7.1 Implications of This Study

It has been stated that small diameter arterial substitutes are the ‘Holy Grail’ of tissue engineering (Conte, 1998). Such substitutes could be used, for example, to replace damaged coronary arteries in coronary bypass surgery. Our model shows that the transmural distributions of the wall constituents play a vital role in the mechanics of natural blood vessels, and likely would need to be considered in any tissue-engineered implants that may be devised.

Though it is beyond the scope of this paper, our model could be used to explore species-to-species variations in opening angles, which have been seen experimentally (Han and Fung, 1991, Guo et al., 2002). Guo et al. (2002), for example, have reproduced many of the experiments done by Liu and Fung, but in C57bl/6 mice. They found variations in the opening angle along the aorta, but the variations they found were quite different from those of Liu and Fung (1988). In the mouse, the opening angle dips in the proximal thoracic aorta, but remains positive, and climbs to a value in the abdominal aorta that is greater than that in the arch (similar to the result for α = 50 shown in Fig. 12C). It is possible that this difference can be attributed to the differences in the microstructure of the aortas of mouse and rat.

7.2 Limitations

As with any model, we made several assumptions to mathematically simplify this problem. First, we have neglected the pulsatile nature of the flow in the aorta. Some investigators suggest that atherogenesis is triggered by certain characteristics of unsteady flow (Friedman et al., 1975). Moreover, arterial growth and remodeling may depend on cyclic distension caused by pulse pressure.

Further, some of our assumptions greatly simplify the architecture of the artery. For example, we neglected the helical architecture of arterial smooth muscle (Rhodin, 1979). Also, we have assumed that the artery behaves as a constrained mixture, which posits that each constituent exists simultaneously (though in differing quantities) everywhere in the artery and deforms equally under loading. The true construction of the aorta is considerably more complicated. Cells, collagen and elastin form a network via both series and parallel connections. A model that accounts for this arrangement could yield different results from those of the current model.

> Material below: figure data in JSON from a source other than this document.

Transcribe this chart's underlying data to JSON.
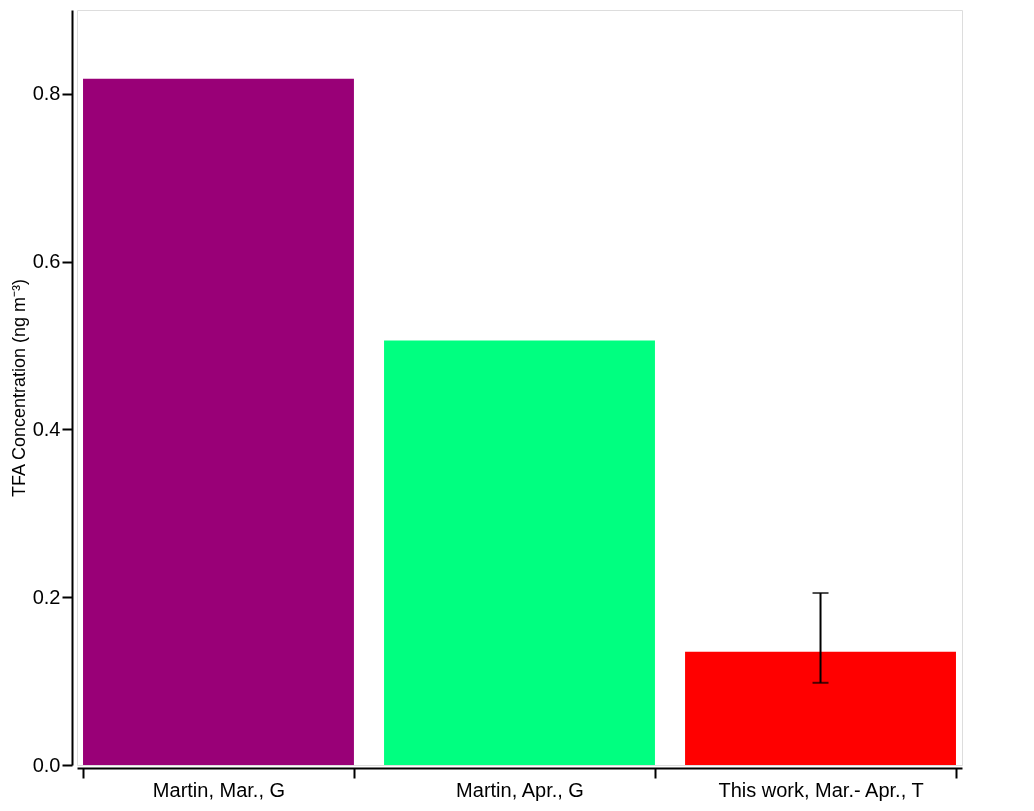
{
  "chart_data": {
    "type": "bar",
    "ylabel": "TFA Concentration (ng m⁻³)",
    "categories": [
      "Martin, Mar., G",
      "Martin, Apr., G",
      "This work, Mar.- Apr., T"
    ],
    "values": [
      0.818,
      0.506,
      0.135
    ],
    "colors": [
      "#990077",
      "#00ff80",
      "#ff0000"
    ],
    "errors": [
      null,
      null,
      [
        0.098,
        0.205
      ]
    ],
    "ylim": [
      0,
      0.9
    ],
    "yticks": [
      {
        "value": 0,
        "label": "0.0"
      },
      0.2,
      0.4,
      0.6,
      0.8
    ],
    "grid": false
  }
}
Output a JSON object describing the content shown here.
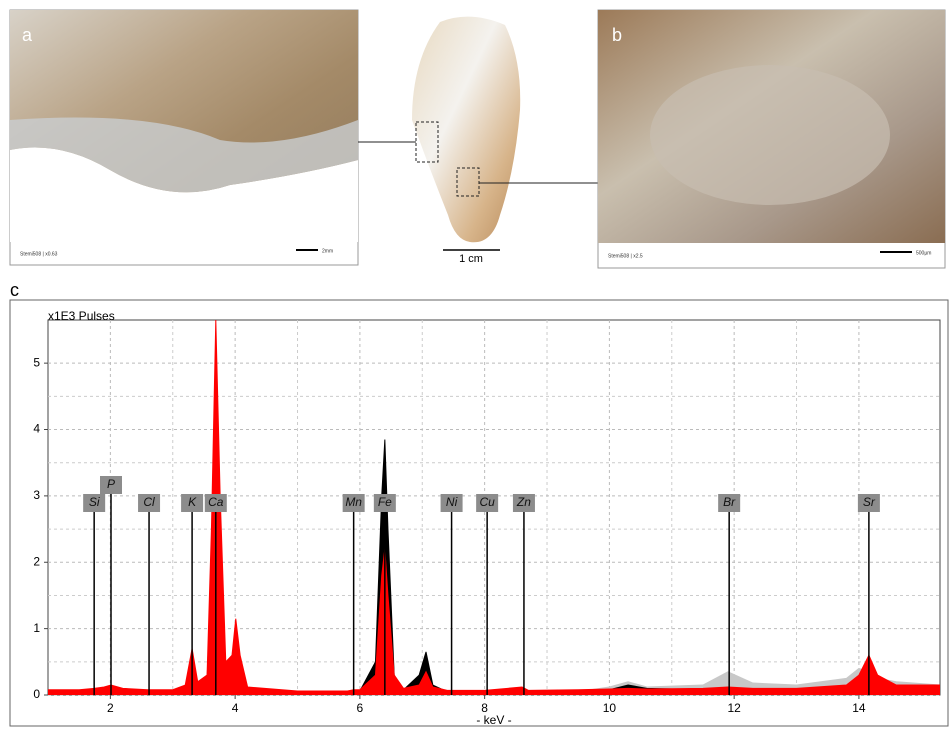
{
  "figure": {
    "panel_a": {
      "label": "a",
      "caption": "Stemi508 | x0.63",
      "scale": "2mm"
    },
    "panel_b": {
      "label": "b",
      "caption": "Stemi508 | x2.5",
      "scale": "500µm"
    },
    "center_scale": "1 cm",
    "panel_c": {
      "label": "c"
    }
  },
  "chart_data": {
    "type": "area",
    "ylabel": "x1E3 Pulses",
    "xlabel": "- keV -",
    "xlim": [
      1.0,
      15.3
    ],
    "ylim": [
      0,
      5.65
    ],
    "xticks": [
      2,
      4,
      6,
      8,
      10,
      12,
      14
    ],
    "yticks": [
      0,
      1,
      2,
      3,
      4,
      5
    ],
    "grid": true,
    "x": [
      1.0,
      1.5,
      1.74,
      1.9,
      2.01,
      2.2,
      2.6,
      3.0,
      3.2,
      3.31,
      3.4,
      3.55,
      3.62,
      3.69,
      3.76,
      3.85,
      3.95,
      4.01,
      4.08,
      4.2,
      5.0,
      5.8,
      5.9,
      6.0,
      6.25,
      6.35,
      6.4,
      6.45,
      6.55,
      6.7,
      6.95,
      7.06,
      7.17,
      7.4,
      8.0,
      8.6,
      8.7,
      9.5,
      10.0,
      10.3,
      10.6,
      11.5,
      11.9,
      12.3,
      13.0,
      13.8,
      14.0,
      14.16,
      14.3,
      14.6,
      15.3
    ],
    "series": [
      {
        "color": "#c8c8c8",
        "values": [
          0.02,
          0.02,
          0.02,
          0.02,
          0.02,
          0.02,
          0.02,
          0.02,
          0.02,
          0.02,
          0.02,
          0.02,
          0.02,
          0.02,
          0.02,
          0.02,
          0.02,
          0.02,
          0.02,
          0.02,
          0.02,
          0.02,
          0.02,
          0.02,
          0.02,
          0.02,
          0.02,
          0.02,
          0.02,
          0.02,
          0.02,
          0.02,
          0.02,
          0.02,
          0.02,
          0.02,
          0.02,
          0.05,
          0.12,
          0.2,
          0.12,
          0.15,
          0.35,
          0.18,
          0.15,
          0.25,
          0.4,
          0.35,
          0.25,
          0.2,
          0.15
        ]
      },
      {
        "color": "#000000",
        "values": [
          0.05,
          0.05,
          0.07,
          0.08,
          0.1,
          0.07,
          0.05,
          0.05,
          0.1,
          0.5,
          0.15,
          0.2,
          2.0,
          4.2,
          2.2,
          0.3,
          0.4,
          0.5,
          0.3,
          0.08,
          0.04,
          0.04,
          0.06,
          0.06,
          0.5,
          3.0,
          3.85,
          2.5,
          0.3,
          0.08,
          0.3,
          0.65,
          0.15,
          0.05,
          0.05,
          0.06,
          0.05,
          0.06,
          0.08,
          0.15,
          0.1,
          0.08,
          0.1,
          0.08,
          0.07,
          0.08,
          0.15,
          0.3,
          0.15,
          0.1,
          0.1
        ]
      },
      {
        "color": "#ff0000",
        "values": [
          0.08,
          0.08,
          0.1,
          0.12,
          0.15,
          0.1,
          0.08,
          0.08,
          0.15,
          0.7,
          0.2,
          0.3,
          2.5,
          5.65,
          3.0,
          0.5,
          0.6,
          1.15,
          0.6,
          0.12,
          0.06,
          0.06,
          0.08,
          0.08,
          0.3,
          1.8,
          2.2,
          1.5,
          0.3,
          0.1,
          0.15,
          0.35,
          0.12,
          0.07,
          0.07,
          0.12,
          0.07,
          0.08,
          0.09,
          0.1,
          0.09,
          0.1,
          0.12,
          0.1,
          0.1,
          0.15,
          0.3,
          0.6,
          0.3,
          0.15,
          0.15
        ]
      }
    ],
    "elements": [
      {
        "name": "Si",
        "energy": 1.74
      },
      {
        "name": "P",
        "energy": 2.01
      },
      {
        "name": "Cl",
        "energy": 2.62
      },
      {
        "name": "K",
        "energy": 3.31
      },
      {
        "name": "Ca",
        "energy": 3.69
      },
      {
        "name": "Mn",
        "energy": 5.9
      },
      {
        "name": "Fe",
        "energy": 6.4
      },
      {
        "name": "Ni",
        "energy": 7.47
      },
      {
        "name": "Cu",
        "energy": 8.04
      },
      {
        "name": "Zn",
        "energy": 8.63
      },
      {
        "name": "Br",
        "energy": 11.92
      },
      {
        "name": "Sr",
        "energy": 14.16
      }
    ]
  }
}
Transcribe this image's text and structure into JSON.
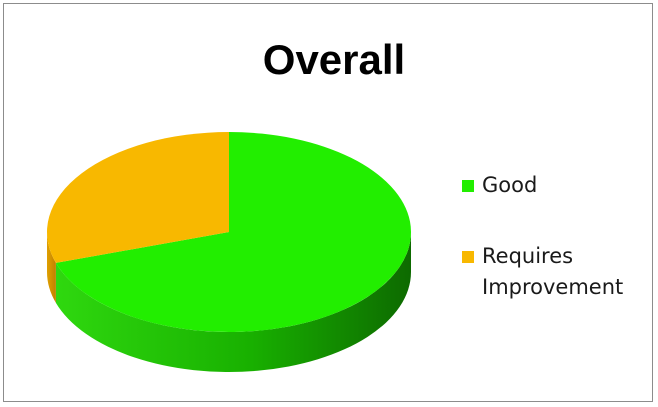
{
  "chart_data": {
    "type": "pie",
    "title": "Overall",
    "slices": [
      {
        "label": "Good",
        "value": 70,
        "color": "#22ee00",
        "side_color": "#18b800"
      },
      {
        "label": "Requires Improvement",
        "value": 30,
        "color": "#f8b800",
        "side_color": "#c89000"
      }
    ],
    "legend_placement": "right",
    "style": "3d"
  }
}
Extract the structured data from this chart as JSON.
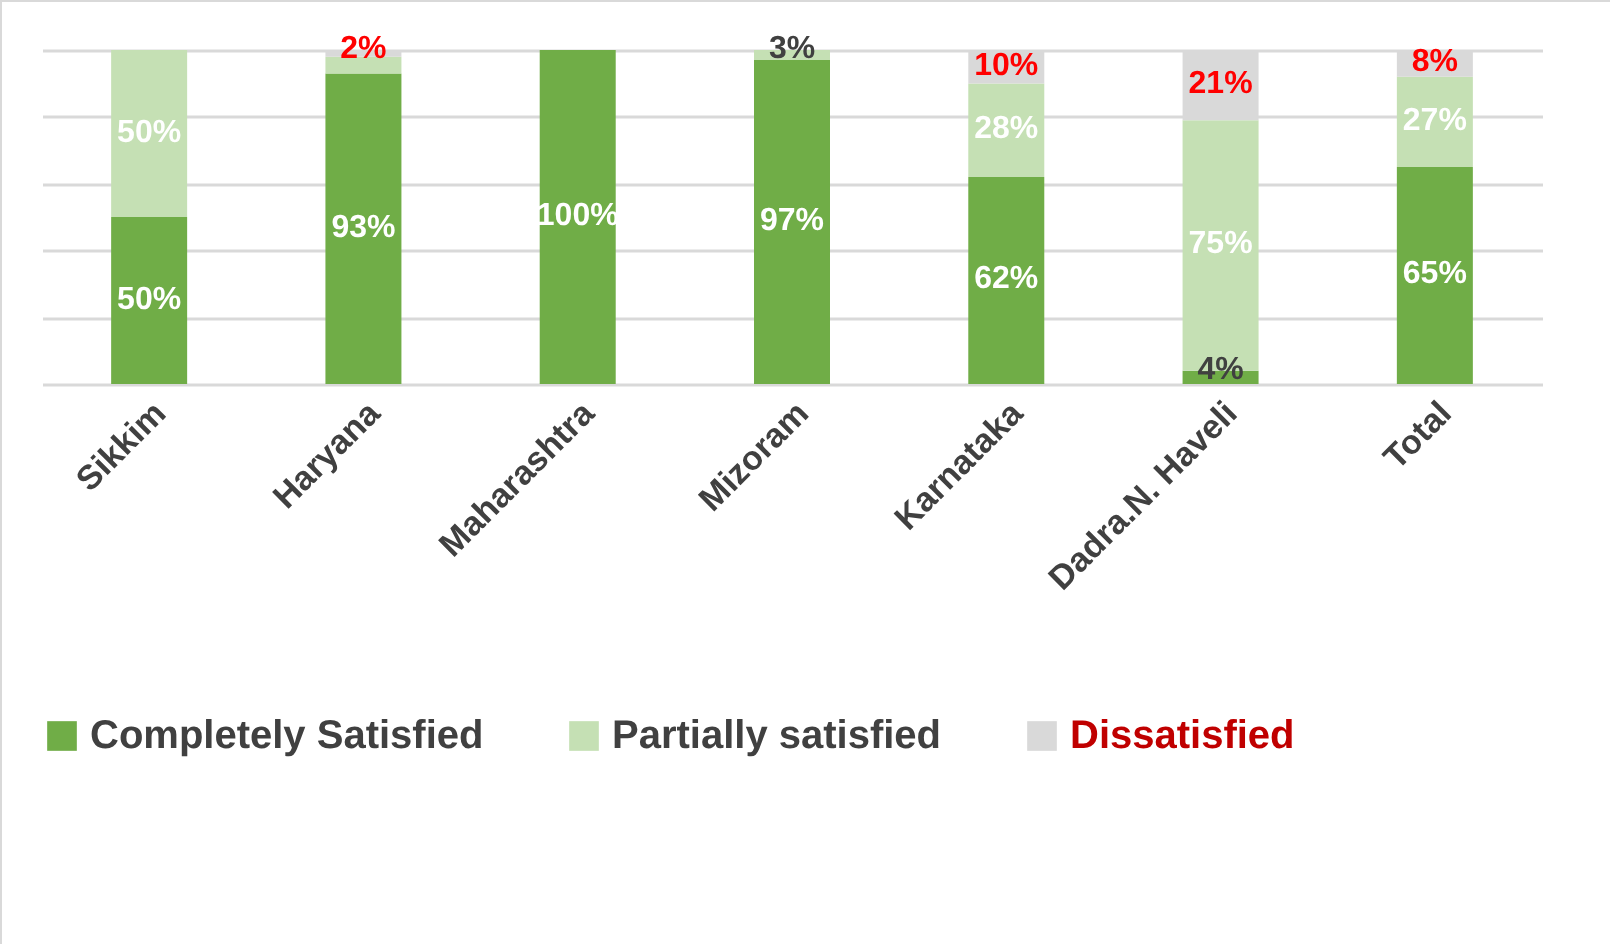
{
  "chart_data": {
    "type": "bar",
    "stacked": true,
    "categories": [
      "Sikkim",
      "Haryana",
      "Maharashtra",
      "Mizoram",
      "Karnataka",
      "Dadra.N. Haveli",
      "Total"
    ],
    "series": [
      {
        "name": "Completely Satisfied",
        "color": "#70ad47",
        "values": [
          50,
          93,
          100,
          97,
          62,
          4,
          65
        ],
        "value_labels": [
          "50%",
          "93%",
          "100%",
          "97%",
          "62%",
          "4%",
          "65%"
        ]
      },
      {
        "name": "Partially satisfied",
        "color": "#c5e0b4",
        "values": [
          50,
          5,
          0,
          3,
          28,
          75,
          27
        ],
        "value_labels": [
          "50%",
          null,
          null,
          "3%",
          "28%",
          "75%",
          "27%"
        ]
      },
      {
        "name": "Dissatisfied",
        "color": "#d9d9d9",
        "values": [
          0,
          2,
          0,
          0,
          10,
          21,
          8
        ],
        "value_labels": [
          null,
          "2%",
          null,
          null,
          "10%",
          "21%",
          "8%"
        ]
      }
    ],
    "ylim": [
      0,
      100
    ],
    "yticks": [
      {
        "value": 0,
        "label": null
      },
      {
        "value": 20,
        "label": null
      },
      {
        "value": 40,
        "label": null
      },
      {
        "value": 60,
        "label": null
      },
      {
        "value": 80,
        "label": null
      },
      {
        "value": 100,
        "label": null
      }
    ],
    "grid": "y",
    "tick_labels": "x",
    "legend": "bottom"
  }
}
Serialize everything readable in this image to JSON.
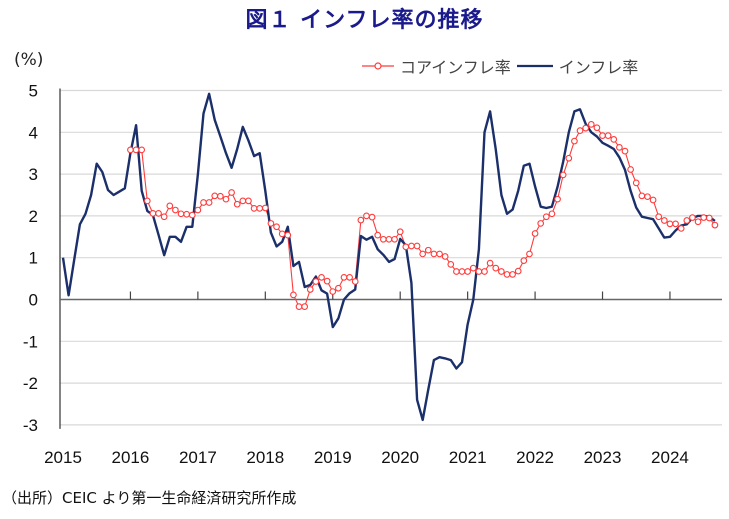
{
  "chart_data": {
    "type": "line",
    "title": "図１ インフレ率の推移",
    "ylabel": "(%)",
    "xlabel": "",
    "ylim": [
      -3,
      5
    ],
    "yticks": [
      5,
      4,
      3,
      2,
      1,
      0,
      -1,
      -2,
      -3
    ],
    "xticks": [
      "2015",
      "2016",
      "2017",
      "2018",
      "2019",
      "2020",
      "2021",
      "2022",
      "2023",
      "2024"
    ],
    "x_start": "2015-01",
    "x_frequency": "monthly",
    "grid": true,
    "legend_position": "top-right",
    "series": [
      {
        "name": "コアインフレ率",
        "color": "#ff3b3b",
        "marker": "circle",
        "values": [
          null,
          null,
          null,
          null,
          null,
          null,
          null,
          null,
          null,
          null,
          null,
          null,
          3.58,
          3.58,
          3.58,
          2.36,
          2.06,
          2.06,
          1.98,
          2.24,
          2.14,
          2.05,
          2.04,
          2.02,
          2.14,
          2.32,
          2.32,
          2.48,
          2.47,
          2.4,
          2.56,
          2.28,
          2.36,
          2.36,
          2.18,
          2.18,
          2.19,
          1.82,
          1.74,
          1.57,
          1.54,
          0.11,
          -0.17,
          -0.17,
          0.24,
          0.43,
          0.53,
          0.44,
          0.19,
          0.27,
          0.53,
          0.53,
          0.43,
          1.9,
          2.0,
          1.97,
          1.54,
          1.44,
          1.44,
          1.44,
          1.62,
          1.26,
          1.28,
          1.28,
          1.09,
          1.18,
          1.09,
          1.09,
          1.03,
          0.84,
          0.67,
          0.67,
          0.67,
          0.75,
          0.67,
          0.67,
          0.87,
          0.75,
          0.67,
          0.6,
          0.6,
          0.68,
          0.93,
          1.09,
          1.58,
          1.82,
          1.98,
          2.05,
          2.4,
          2.98,
          3.38,
          3.79,
          4.04,
          4.1,
          4.19,
          4.11,
          3.92,
          3.92,
          3.83,
          3.64,
          3.55,
          3.11,
          2.79,
          2.48,
          2.46,
          2.38,
          1.98,
          1.89,
          1.81,
          1.81,
          1.7,
          1.89,
          1.96,
          1.86,
          1.96,
          1.95,
          1.78
        ]
      },
      {
        "name": "インフレ率",
        "color": "#1b2f6b",
        "marker": "none",
        "values": [
          1.0,
          0.1,
          0.95,
          1.8,
          2.05,
          2.5,
          3.25,
          3.05,
          2.62,
          2.5,
          2.58,
          2.66,
          3.5,
          4.17,
          2.6,
          2.12,
          2.02,
          1.55,
          1.06,
          1.5,
          1.5,
          1.38,
          1.74,
          1.74,
          3.0,
          4.45,
          4.92,
          4.3,
          3.9,
          3.5,
          3.15,
          3.6,
          4.13,
          3.8,
          3.43,
          3.5,
          2.6,
          1.6,
          1.27,
          1.38,
          1.74,
          0.8,
          0.9,
          0.3,
          0.35,
          0.55,
          0.22,
          0.14,
          -0.66,
          -0.45,
          0.0,
          0.15,
          0.24,
          1.52,
          1.43,
          1.5,
          1.2,
          1.07,
          0.9,
          0.97,
          1.45,
          1.3,
          0.4,
          -2.4,
          -2.88,
          -2.15,
          -1.45,
          -1.38,
          -1.41,
          -1.45,
          -1.65,
          -1.5,
          -0.6,
          0.0,
          1.2,
          4.0,
          4.5,
          3.6,
          2.5,
          2.05,
          2.15,
          2.6,
          3.2,
          3.25,
          2.7,
          2.22,
          2.19,
          2.22,
          2.7,
          3.3,
          4.0,
          4.5,
          4.55,
          4.2,
          4.0,
          3.9,
          3.75,
          3.68,
          3.6,
          3.4,
          3.1,
          2.6,
          2.2,
          1.98,
          1.95,
          1.92,
          1.7,
          1.48,
          1.5,
          1.65,
          1.77,
          1.8,
          1.95,
          2.0,
          2.0,
          1.98,
          1.88
        ]
      }
    ],
    "source": "（出所）CEIC より第一生命経済研究所作成"
  }
}
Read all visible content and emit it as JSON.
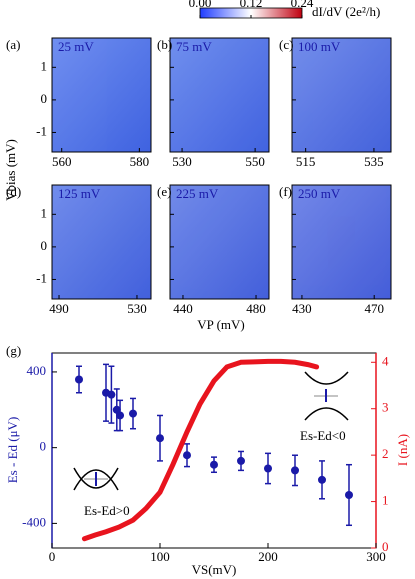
{
  "chart_data": [
    {
      "type": "heatmap",
      "colorbar": {
        "label": "dI/dV (2e²/h)",
        "lim": [
          0,
          0.24
        ],
        "ticks": [
          {
            "value": 0,
            "label": "0.00"
          },
          0.12,
          0.24
        ]
      },
      "ylabel": "Vbias (mV)",
      "xlabel": "VP (mV)",
      "ylim": [
        -1.6,
        1.9
      ],
      "yticks": [
        1,
        0,
        -1
      ],
      "panels": [
        {
          "label": "(a)",
          "annotation": "25 mV",
          "xlim": [
            557.5,
            583
          ],
          "xticks": [
            560,
            580
          ]
        },
        {
          "label": "(b)",
          "annotation": "75 mV",
          "xlim": [
            526.7,
            553.8
          ],
          "xticks": [
            530,
            550
          ]
        },
        {
          "label": "(c)",
          "annotation": "100 mV",
          "xlim": [
            511,
            540
          ],
          "xticks": [
            515,
            535
          ]
        },
        {
          "label": "(d)",
          "annotation": "125 mV",
          "xlim": [
            486.4,
            537.2
          ],
          "xticks": [
            490,
            530
          ]
        },
        {
          "label": "(e)",
          "annotation": "225 mV",
          "xlim": [
            432.9,
            487.1
          ],
          "xticks": [
            440,
            480
          ]
        },
        {
          "label": "(f)",
          "annotation": "250 mV",
          "xlim": [
            424.5,
            479.3
          ],
          "xticks": [
            430,
            470
          ]
        }
      ]
    },
    {
      "type": "scatter",
      "label": "(g)",
      "xlabel": "VS(mV)",
      "ylabel": "Es - Ed (μV)",
      "y2label": "I (nA)",
      "xlim": [
        0,
        300
      ],
      "xticks": [
        0,
        100,
        200,
        300
      ],
      "ylim": [
        -530,
        500
      ],
      "yticks": [
        -400,
        0,
        400
      ],
      "y2lim": [
        0,
        4.2
      ],
      "y2ticks": [
        0,
        1,
        2,
        3,
        4
      ],
      "annotations": [
        "Es-Ed>0",
        "Es-Ed<0"
      ],
      "series": [
        {
          "color": "#1a1aa8",
          "x": [
            25,
            50,
            55,
            60,
            63,
            75,
            100,
            125,
            150,
            175,
            200,
            225,
            250,
            275
          ],
          "values": [
            360,
            290,
            280,
            200,
            170,
            180,
            50,
            -40,
            -90,
            -70,
            -110,
            -120,
            -170,
            -250
          ],
          "errors": [
            70,
            150,
            150,
            110,
            80,
            80,
            120,
            60,
            40,
            50,
            80,
            80,
            100,
            160
          ]
        },
        {
          "color": "#e8141e",
          "axis": "y2",
          "x": [
            30,
            40,
            50,
            62,
            75,
            87,
            100,
            112,
            125,
            137,
            150,
            162,
            175,
            187,
            200,
            212,
            225,
            237,
            245
          ],
          "values": [
            0.2,
            0.28,
            0.35,
            0.45,
            0.6,
            0.85,
            1.2,
            1.8,
            2.5,
            3.1,
            3.6,
            3.9,
            4.0,
            4.01,
            4.02,
            4.02,
            4.0,
            3.95,
            3.9
          ]
        }
      ]
    }
  ]
}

Relatively simple geometric and mechanical properties have been assigned to the wall constituents. Some researchers, for example, assume that collagen buckles in compression, while others treat collagen fibers as springs that uncoil when stretched (MacKenna et al., 1997). Furthermore, we do not account for differences in constituent microstructure in different layers of the artery. For example, the model does not account for the more prominent axial alignment of collagen in the adventitia compared to that in the media (Humphrey, 2002). Fiber alignment can have a large effect on wall stress (Sacks, 2003; Mirnajafi et al., 2005).

Finally, this is a phenomenological model that connects stress to growth without taking into account the intermediate steps of gene and protein expression. These steps are clearly important, but outside the scope of this paper.

In conclusion, a key role of mathematical models is to help determine what questions still need to be answered experimentally. To our knowledge, while several studies have examined the gross mechanical behavior of arteries, there has not yet been a comprehensive quantitative study of remodeling of constituents along the length of the aorta. Our model suggests that such a study, combined with numerical tools, could help determine the nature of residual stresses in arteries and perhaps provide insight into why these stresses vary so much from artery to artery or even within a single artery.